KUNINGAN || Patriotjabar.com — Bupati Kuningan, Dian Rachmat Yanuar, menegaskan bahwa guru madrasah harus mampu menjadi sosok inspiratif dalam menghadapi tantangan pendidikan di era digital.
Pernyataan tersebut, disampaikan saat menghadiri Workshop Kepala Madrasah dan Guru se-Kabupaten Kuningan yang dirangkaikan dengan pelantikan Pengurus Cabang Punggawa Madrasah Nasional Indonesia (PGMNI) Kuningan 5, Sabtu (25/4/2026).
Kegiatan yang digelar di Ballroom Arya Kamuning itu diikuti sekitar 200 peserta yang terdiri dari kepala madrasah dan guru. Dalam kesempatan tersebut, sebanyak 23 orang resmi dilantik sebagai pengurus PC PGMNI Kuningan 5.
Sejumlah pejabat dan tokoh pendidikan turut hadir, di antaranya Anggota DPRD Provinsi Jawa Barat Dudy Pamuji, Kepala Dinas Pendidikan dan Kebudayaan Kabupaten Kuningan Carlan, perwakilan Kementerian Agama Kabupaten Kuningan, Ketua Umum PB PGMNI Heri Purnama, serta Wakil Rektor Universitas Muhammadiyah Kuningan.
Dalam sambutannya, Bupati Dian menekankan pentingnya peran guru madrasah dalam sistem pendidikan.
“Berbicara pendidikan tanpa melibatkan guru madrasah, rasanya seperti sayur tanpa garam,” ujarnya.
Ia menambahkan, guru madrasah tidak hanya berperan dalam aspek akademik, tetapi juga memiliki tanggung jawab besar dalam membentuk karakter peserta didik.
Menurutnya, pesatnya perkembangan teknologi menuntut para guru untuk terus beradaptasi. Generasi saat ini merupakan generasi digital yang membutuhkan pendekatan pembelajaran yang relevan.
“Guru harus mampu memanfaatkan teknologi dan menghadirkan pembelajaran yang interaktif, kreatif, serta inspiratif,” katanya.
Ia menegaskan, bahwa peran guru tidak cukup hanya sebagai penyampai materi.
“Saya berharap guru madrasah menjadi guru yang inspiratif, bukan sekadar guru kurikulum,” tegasnya.
Bupati Dian turut mengapresiasi terbentuknya kepengurusan PGMNI di Kabupaten Kuningan. Ia berharap organisasi tersebut dapat menjadi motor penggerak dalam meningkatkan kualitas pendidikan.

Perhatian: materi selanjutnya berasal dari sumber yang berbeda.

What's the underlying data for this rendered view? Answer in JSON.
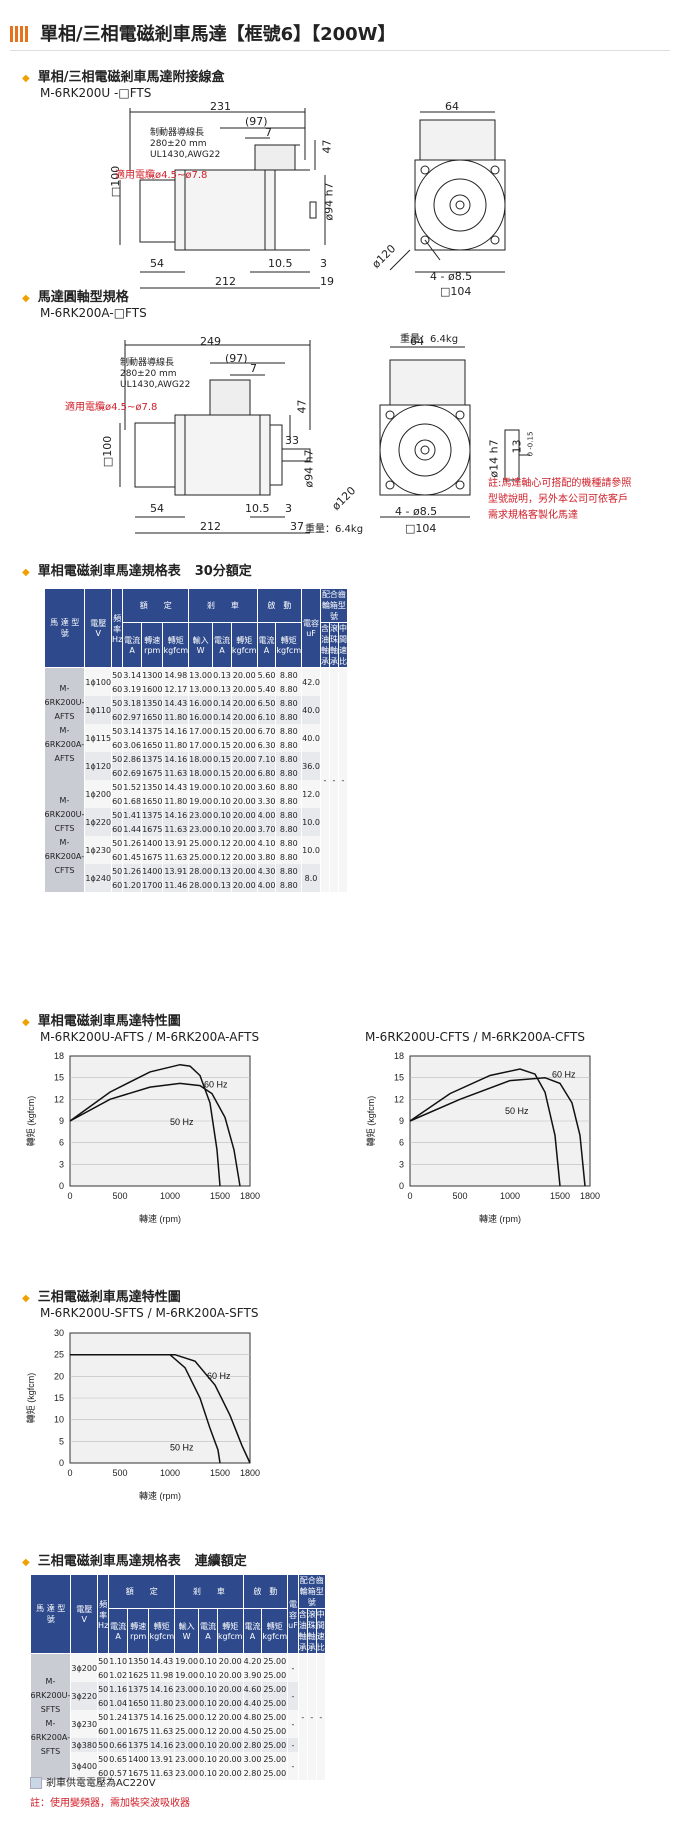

“Kegiatan ini menjadi bahan bakar semangat bagi para guru untuk terus meningkatkan kapasitas dan kompetensinya,” tandasnya.
Sementara itu, Ketua Umum PB PGMNI, Heri Purnama, mengapresiasi kehadiran Bupati Kuningan sebagai bentuk dukungan nyata terhadap penguatan peran guru madrasah.
Ia juga menyampaikan bahwa PGMNI terus mendorong peningkatan kesejahteraan guru madrasah di tingkat nasional, termasuk memperjuangkan pengangkatan guru honorer menjadi Pegawai Pemerintah dengan Perjanjian Kerja (PPPK).
Kegiatan yang diselenggarakan oleh PD PGMNI Kabupaten Kuningan ini mengusung tema:
“Sinergi guru dan kepala madrasah dalam membangun lingkungan belajar yang sehat dan inspiratif.”
Tema tersebut diharapkan mampu memperkuat kolaborasi dalam menghadapi tantangan pendidikan di era digital.